Cyber spotters are expecting an increase in the rise of illegal activity on these sites in the wake of the recent wildlife trade ban in China, Dr Thomas added.
He continued: “One aspect of all this which will emerge, as it has with previous economic downturns, is an increase in criminal activity.
“There may well be a boom in wildlife trafficking once we get over this and start to return to normality – it will be a very different world.
“We’ve had long-term monitoring of Chinese language websites now that use code words, it originated for ivory, where they would sell ‘ox horns,’ which is just code for ivory.
“Studies on social media in South East Asia have shown how buyers and sellers are put in touch and discuss wildlife.”
Dr Thomas was quick to praise all the companies for their work so far, but admitted now, more than ever, there is a lot of work to be done ahead. He added: “The coalition to counter this trafficking online includes Facebook and Google, but between all the sites they’ve taken down millions of adverts this year selling illegal wildlife.
“There has been, certainly, a very positive response from these companies who have seen their services abused.

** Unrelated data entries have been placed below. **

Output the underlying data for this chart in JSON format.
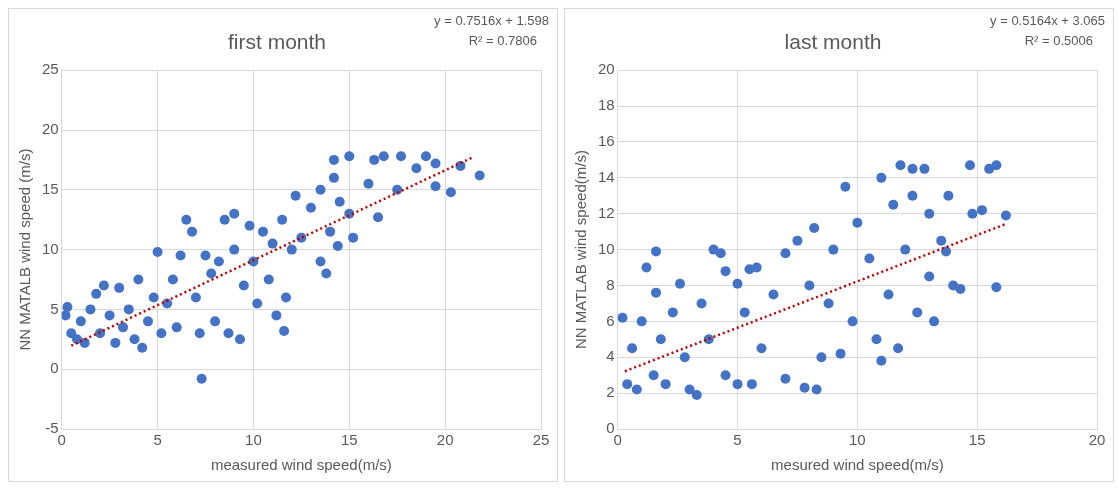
{
  "chart_data": [
    {
      "type": "scatter",
      "title": "first month",
      "xlabel": "measured wind speed(m/s)",
      "ylabel": "NN MATALB wind speed (m/s)",
      "xlim": [
        0,
        25
      ],
      "xticks": [
        0,
        5,
        10,
        15,
        20,
        25
      ],
      "ylim": [
        -5,
        25
      ],
      "yticks": [
        -5,
        0,
        5,
        10,
        15,
        20,
        25
      ],
      "grid": true,
      "marker": "circle",
      "annotations": [
        "y = 0.7516x + 1.598",
        "R² = 0.7806"
      ],
      "series": [
        {
          "color": "#4472c4",
          "x": [
            0.2,
            0.3,
            0.5,
            0.8,
            1,
            1.2,
            1.5,
            1.8,
            2,
            2.2,
            2.5,
            2.8,
            3,
            3.2,
            3.5,
            3.8,
            4,
            4.2,
            4.5,
            4.8,
            5,
            5.2,
            5.5,
            5.8,
            6,
            6.2,
            6.5,
            6.8,
            7,
            7.2,
            7.3,
            7.5,
            7.8,
            8,
            8.2,
            8.5,
            8.7,
            9,
            9,
            9.3,
            9.5,
            9.8,
            10,
            10.2,
            10.5,
            10.8,
            11,
            11.2,
            11.5,
            11.6,
            11.7,
            12,
            12.2,
            12.5,
            13,
            13.5,
            13.5,
            13.8,
            14,
            14.2,
            14.5,
            14.4,
            14.2,
            15,
            15,
            15.2,
            16,
            16.3,
            16.5,
            16.8,
            17.5,
            17.7,
            18.5,
            19,
            19.5,
            19.5,
            20.3,
            20.8,
            21.8
          ],
          "values": [
            4.5,
            5.2,
            3,
            2.5,
            4,
            2.2,
            5,
            6.3,
            3,
            7,
            4.5,
            2.2,
            6.8,
            3.5,
            5,
            2.5,
            7.5,
            1.8,
            4,
            6,
            9.8,
            3,
            5.5,
            7.5,
            3.5,
            9.5,
            12.5,
            11.5,
            6,
            3,
            -0.8,
            9.5,
            8,
            4,
            9,
            12.5,
            3,
            10,
            13,
            2.5,
            7,
            12,
            9,
            5.5,
            11.5,
            7.5,
            10.5,
            4.5,
            12.5,
            3.2,
            6,
            10,
            14.5,
            11,
            13.5,
            9,
            15,
            8,
            11.5,
            16,
            14,
            10.3,
            17.5,
            17.8,
            13,
            11,
            15.5,
            17.5,
            12.7,
            17.8,
            15,
            17.8,
            16.8,
            17.8,
            17.2,
            15.3,
            14.8,
            17,
            16.2
          ]
        },
        {
          "type": "line",
          "color": "#c00000",
          "line_style": "dotted",
          "marker": "none",
          "x": [
            0.5,
            21.5
          ],
          "values": [
            1.97,
            17.76
          ]
        }
      ]
    },
    {
      "type": "scatter",
      "title": "last month",
      "xlabel": "mesured wind speed(m/s)",
      "ylabel": "NN MATLAB wind speed(m/s)",
      "xlim": [
        0,
        20
      ],
      "xticks": [
        0,
        5,
        10,
        15,
        20
      ],
      "ylim": [
        0,
        20
      ],
      "yticks": [
        0,
        2,
        4,
        6,
        8,
        10,
        12,
        14,
        16,
        18,
        20
      ],
      "grid": true,
      "marker": "circle",
      "annotations": [
        "y = 0.5164x + 3.065",
        "R² = 0.5006"
      ],
      "series": [
        {
          "color": "#4472c4",
          "x": [
            0.2,
            0.4,
            0.6,
            0.8,
            1,
            1.2,
            1.5,
            1.6,
            1.6,
            1.8,
            2,
            2.3,
            2.6,
            2.8,
            3,
            3.3,
            3.5,
            3.8,
            4,
            4.3,
            4.5,
            4.5,
            5,
            5,
            5.3,
            5.5,
            5.6,
            5.8,
            6,
            6.5,
            7,
            7,
            7.5,
            7.8,
            8,
            8.3,
            8.2,
            8.5,
            8.8,
            9,
            9.3,
            9.5,
            9.8,
            10,
            10.5,
            10.8,
            11,
            11,
            11.3,
            11.5,
            11.7,
            11.8,
            12,
            12.3,
            12.3,
            12.5,
            12.8,
            13,
            13,
            13.2,
            13.5,
            13.7,
            13.8,
            14,
            14.3,
            14.7,
            14.8,
            15.2,
            15.5,
            15.8,
            15.8,
            16.2
          ],
          "values": [
            6.2,
            2.5,
            4.5,
            2.2,
            6,
            9,
            3,
            9.9,
            7.6,
            5,
            2.5,
            6.5,
            8.1,
            4,
            2.2,
            1.9,
            7,
            5,
            10,
            9.8,
            3,
            8.8,
            2.5,
            8.1,
            6.5,
            8.9,
            2.5,
            9,
            4.5,
            7.5,
            2.8,
            9.8,
            10.5,
            2.3,
            8,
            2.2,
            11.2,
            4,
            7,
            10,
            4.2,
            13.5,
            6,
            11.5,
            9.5,
            5,
            3.8,
            14,
            7.5,
            12.5,
            4.5,
            14.7,
            10,
            14.5,
            13,
            6.5,
            14.5,
            8.5,
            12,
            6,
            10.5,
            9.9,
            13,
            8,
            7.8,
            14.7,
            12,
            12.2,
            14.5,
            7.9,
            14.7,
            11.9
          ]
        },
        {
          "type": "line",
          "color": "#c00000",
          "line_style": "dotted",
          "marker": "none",
          "x": [
            0.3,
            16.2
          ],
          "values": [
            3.22,
            11.43
          ]
        }
      ]
    }
  ]
}
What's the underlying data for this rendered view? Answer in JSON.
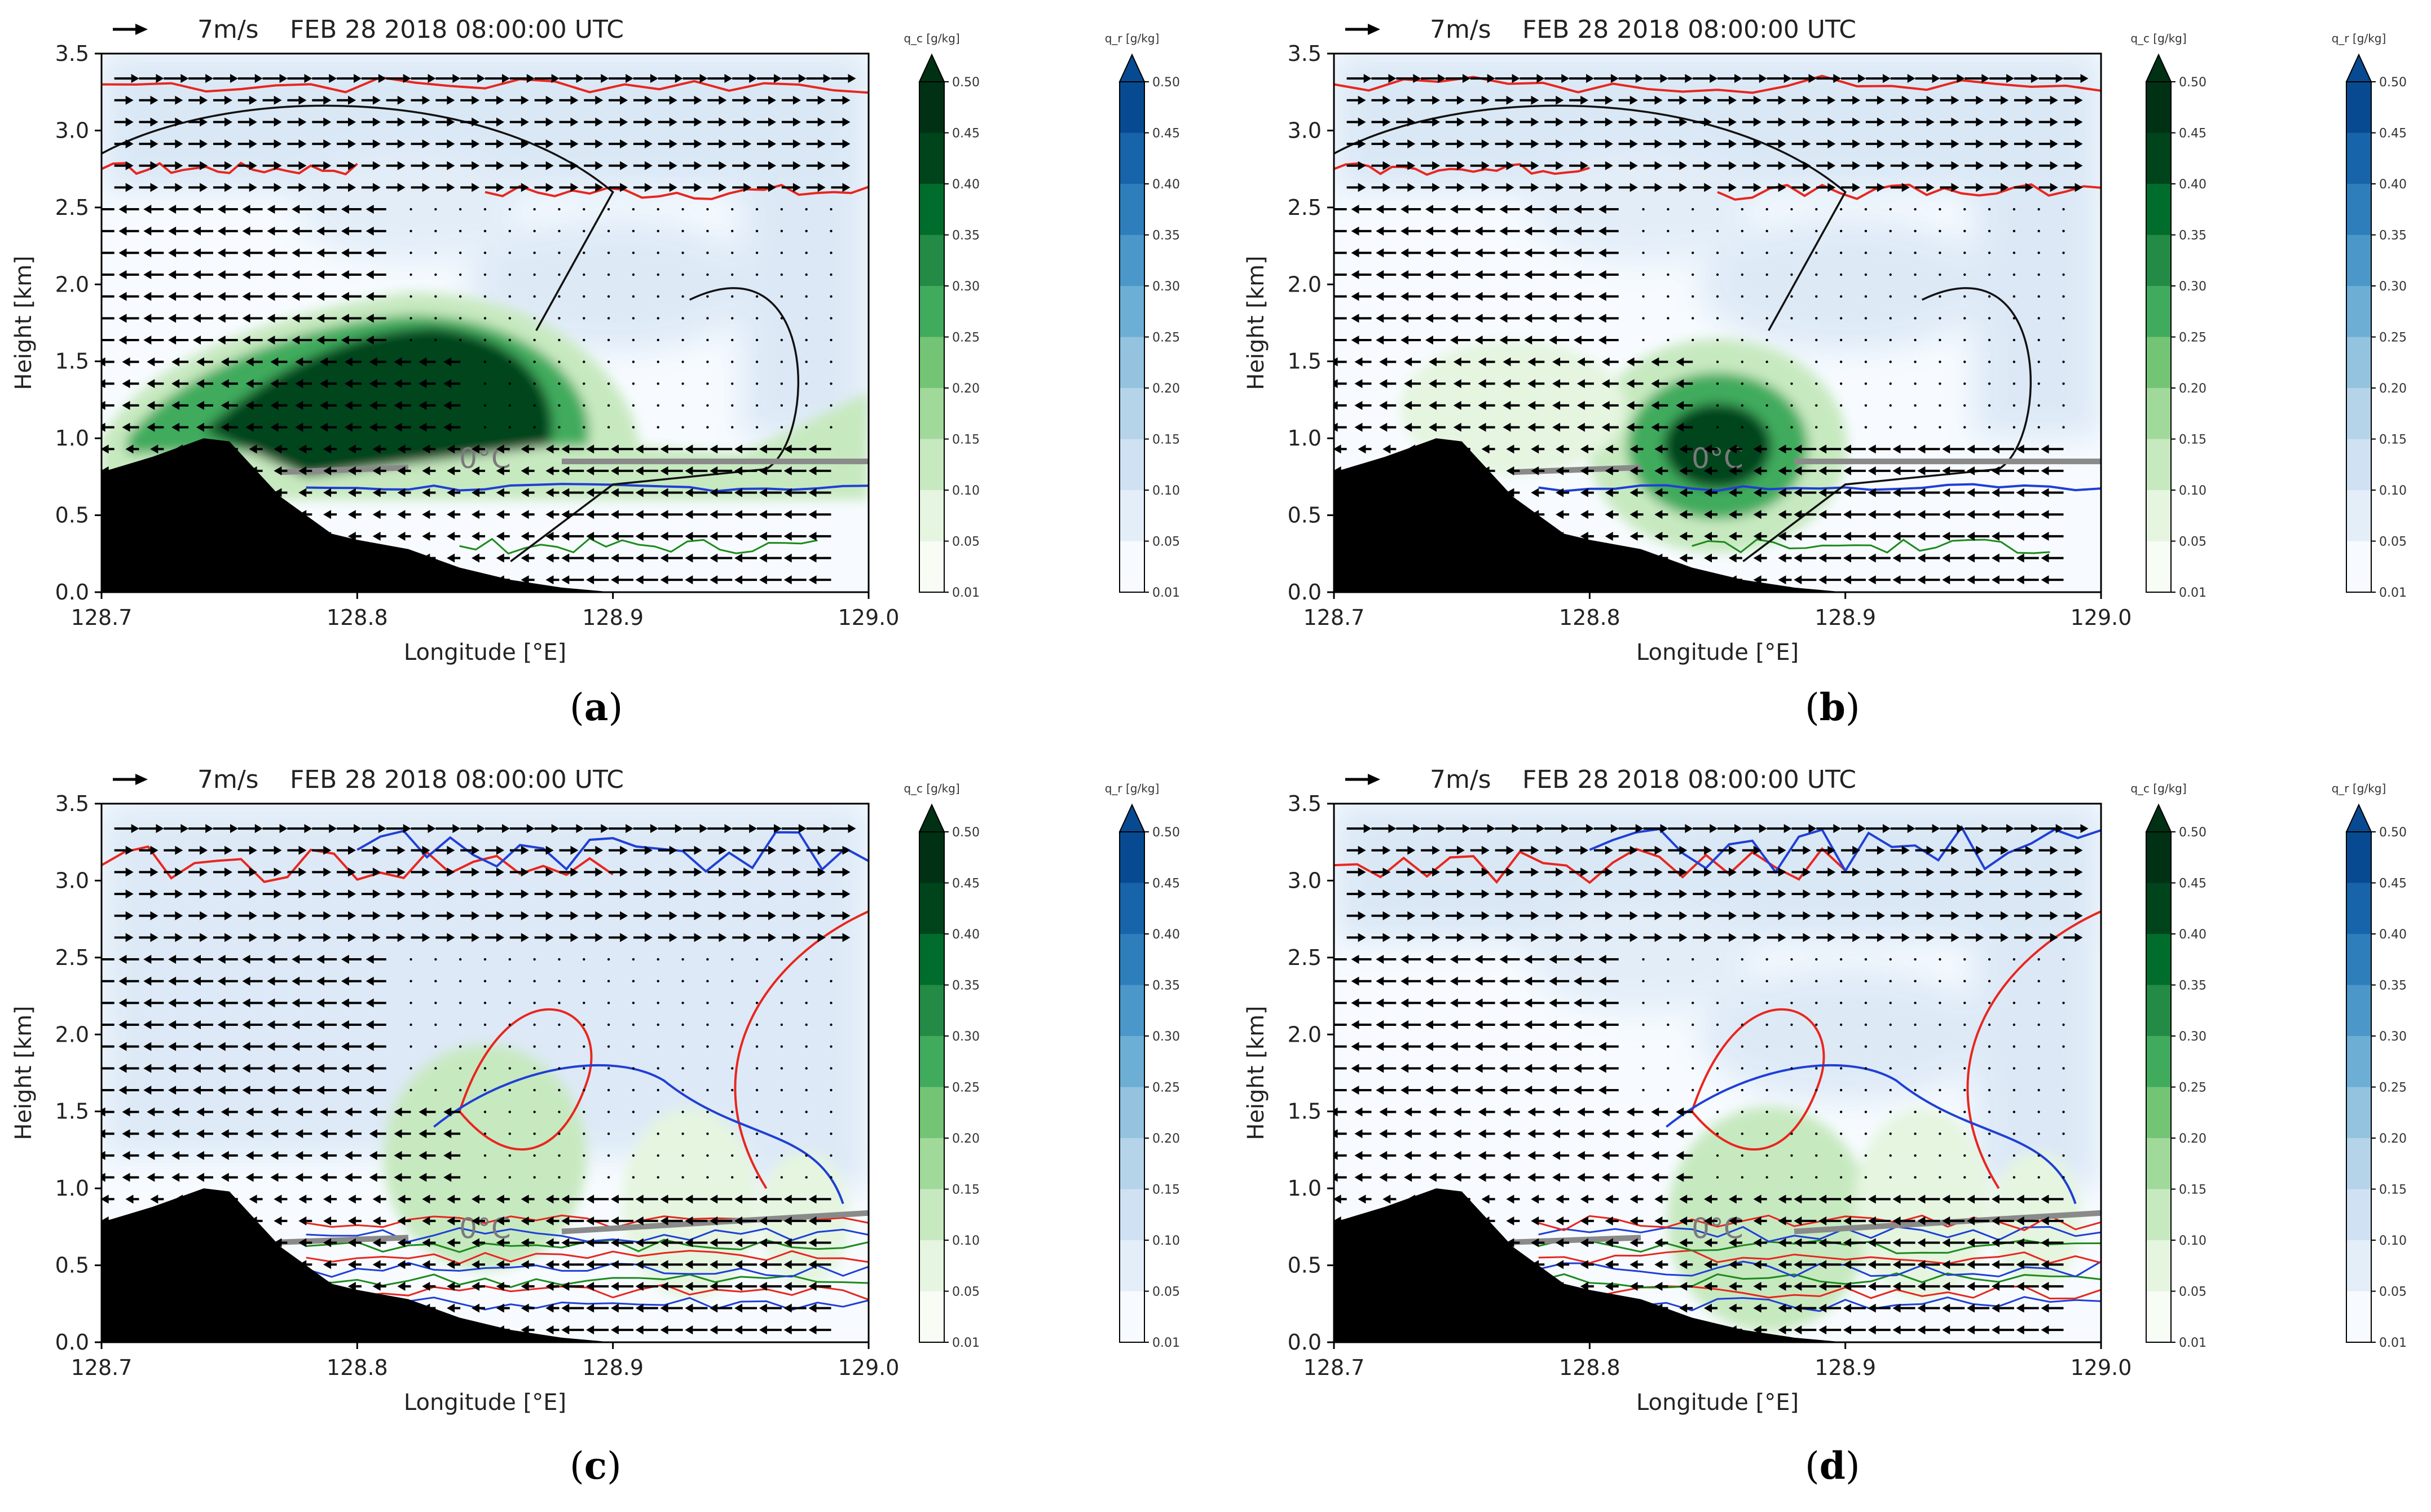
{
  "figure": {
    "caption_labels": [
      "a",
      "b",
      "c",
      "d"
    ]
  },
  "colors": {
    "terrain": "#000000",
    "zero_line": "#8a8a8a",
    "qc_cmap": [
      "#f7fcf5",
      "#e5f5e0",
      "#c7e9c0",
      "#a1d99b",
      "#74c476",
      "#41ab5d",
      "#238b45",
      "#006d2c",
      "#00441b",
      "#003115"
    ],
    "qr_cmap": [
      "#f7fbff",
      "#e3eef9",
      "#cfe1f2",
      "#b5d4e9",
      "#93c3df",
      "#6daed5",
      "#4b97c9",
      "#2e7ebc",
      "#1764ab",
      "#084a91"
    ],
    "contour_red": "#e8261e",
    "contour_blue": "#1f3fd6",
    "contour_green": "#1c8a1c",
    "contour_black": "#111111"
  },
  "chart_data": [
    {
      "id": "a",
      "type": "heatmap",
      "title": "FEB 28 2018 08:00:00 UTC",
      "vector_key": "7m/s",
      "xlabel": "Longitude [°E]",
      "ylabel": "Height [km]",
      "xlim": [
        128.7,
        129.0
      ],
      "ylim": [
        0.0,
        3.5
      ],
      "xticks": [
        "128.7",
        "128.8",
        "128.9",
        "129.0"
      ],
      "yticks": [
        "0.0",
        "0.5",
        "1.0",
        "1.5",
        "2.0",
        "2.5",
        "3.0",
        "3.5"
      ],
      "freezing_label": "0°C",
      "freezing_level_km": 0.85,
      "terrain": {
        "x": [
          128.7,
          128.72,
          128.74,
          128.75,
          128.77,
          128.79,
          128.8,
          128.82,
          128.84,
          128.86,
          128.88,
          128.9
        ],
        "y": [
          0.78,
          0.88,
          1.0,
          0.98,
          0.62,
          0.38,
          0.34,
          0.28,
          0.16,
          0.08,
          0.03,
          0.0
        ]
      },
      "cloud_core": {
        "lon": 128.84,
        "height_km": 1.5,
        "max_qc": 0.5
      },
      "colorbars": [
        {
          "name": "qc",
          "title": "q_c [g/kg]",
          "ticks": [
            "0.50",
            "0.45",
            "0.40",
            "0.35",
            "0.30",
            "0.25",
            "0.20",
            "0.15",
            "0.10",
            "0.05",
            "0.01"
          ]
        },
        {
          "name": "qr",
          "title": "q_r [g/kg]",
          "ticks": [
            "0.50",
            "0.45",
            "0.40",
            "0.35",
            "0.30",
            "0.25",
            "0.20",
            "0.15",
            "0.10",
            "0.05",
            "0.01"
          ]
        }
      ]
    },
    {
      "id": "b",
      "type": "heatmap",
      "title": "FEB 28 2018 08:00:00 UTC",
      "vector_key": "7m/s",
      "xlabel": "Longitude [°E]",
      "ylabel": "Height [km]",
      "xlim": [
        128.7,
        129.0
      ],
      "ylim": [
        0.0,
        3.5
      ],
      "xticks": [
        "128.7",
        "128.8",
        "128.9",
        "129.0"
      ],
      "yticks": [
        "0.0",
        "0.5",
        "1.0",
        "1.5",
        "2.0",
        "2.5",
        "3.0",
        "3.5"
      ],
      "freezing_label": "0°C",
      "freezing_level_km": 0.85,
      "terrain": {
        "x": [
          128.7,
          128.72,
          128.74,
          128.75,
          128.77,
          128.79,
          128.8,
          128.82,
          128.84,
          128.86,
          128.88,
          128.9
        ],
        "y": [
          0.78,
          0.88,
          1.0,
          0.98,
          0.62,
          0.38,
          0.34,
          0.28,
          0.16,
          0.08,
          0.03,
          0.0
        ]
      },
      "cloud_core": {
        "lon": 128.85,
        "height_km": 0.95,
        "max_qc": 0.5
      },
      "colorbars": [
        {
          "name": "qc",
          "title": "q_c [g/kg]",
          "ticks": [
            "0.50",
            "0.45",
            "0.40",
            "0.35",
            "0.30",
            "0.25",
            "0.20",
            "0.15",
            "0.10",
            "0.05",
            "0.01"
          ]
        },
        {
          "name": "qr",
          "title": "q_r [g/kg]",
          "ticks": [
            "0.50",
            "0.45",
            "0.40",
            "0.35",
            "0.30",
            "0.25",
            "0.20",
            "0.15",
            "0.10",
            "0.05",
            "0.01"
          ]
        }
      ]
    },
    {
      "id": "c",
      "type": "heatmap",
      "title": "FEB 28 2018 08:00:00 UTC",
      "vector_key": "7m/s",
      "xlabel": "Longitude [°E]",
      "ylabel": "Height [km]",
      "xlim": [
        128.7,
        129.0
      ],
      "ylim": [
        0.0,
        3.5
      ],
      "xticks": [
        "128.7",
        "128.8",
        "128.9",
        "129.0"
      ],
      "yticks": [
        "0.0",
        "0.5",
        "1.0",
        "1.5",
        "2.0",
        "2.5",
        "3.0",
        "3.5"
      ],
      "freezing_label": "0°C",
      "freezing_level_km": 0.72,
      "terrain": {
        "x": [
          128.7,
          128.72,
          128.74,
          128.75,
          128.77,
          128.79,
          128.8,
          128.82,
          128.84,
          128.86,
          128.88,
          128.9
        ],
        "y": [
          0.78,
          0.88,
          1.0,
          0.98,
          0.62,
          0.38,
          0.34,
          0.28,
          0.16,
          0.08,
          0.03,
          0.0
        ]
      },
      "cloud_core": {
        "lon": 128.85,
        "height_km": 1.2,
        "max_qc": 0.15
      },
      "colorbars": [
        {
          "name": "qc",
          "title": "q_c [g/kg]",
          "ticks": [
            "0.50",
            "0.45",
            "0.40",
            "0.35",
            "0.30",
            "0.25",
            "0.20",
            "0.15",
            "0.10",
            "0.05",
            "0.01"
          ]
        },
        {
          "name": "qr",
          "title": "q_r [g/kg]",
          "ticks": [
            "0.50",
            "0.45",
            "0.40",
            "0.35",
            "0.30",
            "0.25",
            "0.20",
            "0.15",
            "0.10",
            "0.05",
            "0.01"
          ]
        }
      ]
    },
    {
      "id": "d",
      "type": "heatmap",
      "title": "FEB 28 2018 08:00:00 UTC",
      "vector_key": "7m/s",
      "xlabel": "Longitude [°E]",
      "ylabel": "Height [km]",
      "xlim": [
        128.7,
        129.0
      ],
      "ylim": [
        0.0,
        3.5
      ],
      "xticks": [
        "128.7",
        "128.8",
        "128.9",
        "129.0"
      ],
      "yticks": [
        "0.0",
        "0.5",
        "1.0",
        "1.5",
        "2.0",
        "2.5",
        "3.0",
        "3.5"
      ],
      "freezing_label": "0°C",
      "freezing_level_km": 0.72,
      "terrain": {
        "x": [
          128.7,
          128.72,
          128.74,
          128.75,
          128.77,
          128.79,
          128.8,
          128.82,
          128.84,
          128.86,
          128.88,
          128.9
        ],
        "y": [
          0.78,
          0.88,
          1.0,
          0.98,
          0.62,
          0.38,
          0.34,
          0.28,
          0.16,
          0.08,
          0.03,
          0.0
        ]
      },
      "cloud_core": {
        "lon": 128.87,
        "height_km": 0.8,
        "max_qc": 0.1
      },
      "colorbars": [
        {
          "name": "qc",
          "title": "q_c [g/kg]",
          "ticks": [
            "0.50",
            "0.45",
            "0.40",
            "0.35",
            "0.30",
            "0.25",
            "0.20",
            "0.15",
            "0.10",
            "0.05",
            "0.01"
          ]
        },
        {
          "name": "qr",
          "title": "q_r [g/kg]",
          "ticks": [
            "0.50",
            "0.45",
            "0.40",
            "0.35",
            "0.30",
            "0.25",
            "0.20",
            "0.15",
            "0.10",
            "0.05",
            "0.01"
          ]
        }
      ]
    }
  ]
}
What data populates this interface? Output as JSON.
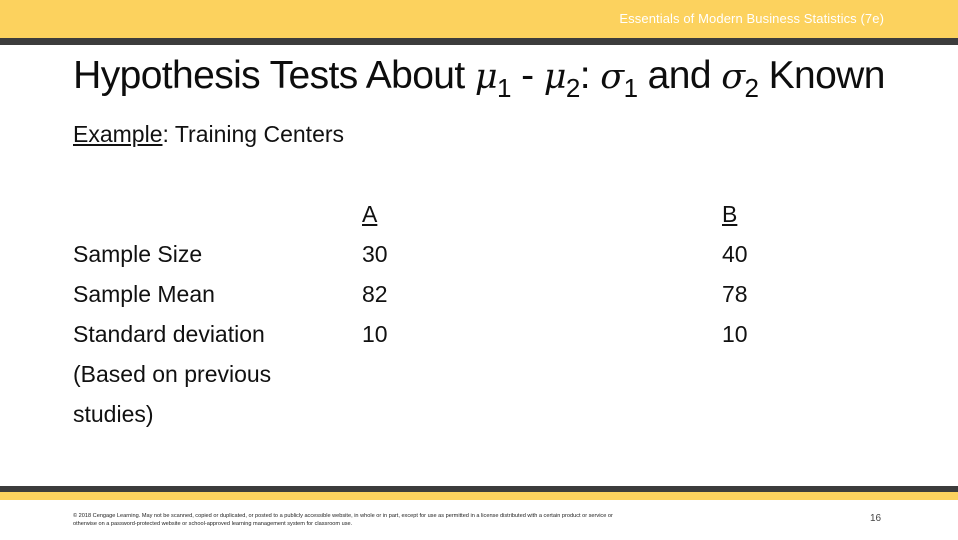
{
  "header": {
    "course_title": "Essentials of Modern Business Statistics (7e)",
    "band_color": "#fcd25e",
    "rule_color": "#3c3c3c"
  },
  "slide": {
    "title_text": "Hypothesis Tests About ",
    "title_mu": "μ",
    "title_sub1": "1",
    "title_minus": " - ",
    "title_sub2": "2",
    "title_colon": ":  ",
    "title_sigma": "σ",
    "title_and": " and ",
    "title_known": " Known",
    "example_label": "Example",
    "example_colon": ": ",
    "example_text": "Training Centers"
  },
  "table": {
    "row_labels": [
      "Sample Size",
      "Sample Mean",
      "Standard deviation",
      "(Based on previous",
      "studies)"
    ],
    "columns": [
      {
        "header": "A",
        "values": [
          "30",
          "82",
          "10"
        ]
      },
      {
        "header": "B",
        "values": [
          "40",
          "78",
          "10"
        ]
      }
    ]
  },
  "footer": {
    "copyright_line1": "© 2018 Cengage Learning. May not be scanned, copied or duplicated, or posted to a publicly accessible website, in whole or in part, except for use as permitted in a license distributed with a certain product or service or",
    "copyright_line2": "otherwise on a password-protected website or school-approved learning management system for classroom use.",
    "page_number": "16"
  }
}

“But, it’s massive, at any one time they have billions of adverts and even with this artificial intelligence monitoring, it’s still a major policing operation.
“It’s just another commodity and that’s why it’s a major challenge, criminals see it as low risk, high reward.
“They believe the authorities are more likely to go after them if they are trying to flog people, guns or drugs.”
The WWF has already noticed a spike in a new emerging, and concerning, type of trade – the sale of fraudulent coronavirus cures said to be made from endangered species. A WWF spokeswoman told Express.co.uk: “There are indications that wildlife traffickers are using the same channels to reach consumers as everyone else during the COVID-19 lockdowns, including marketing via the internet and social media, shipping via post, and trafficking via small parcels.
“There are also alarming trends appearing online, including peddling fraudulent COVID-19 cures said to be made from endangered species, such as bear bile, rhino horn, and tiger bone.
“It is now more critical than ever to work with online companies through the Coalition to End Wildlife Trafficking Online to stop the sales of fake cures and illicit wildlife at source, before listings and adverts can even be posted online.”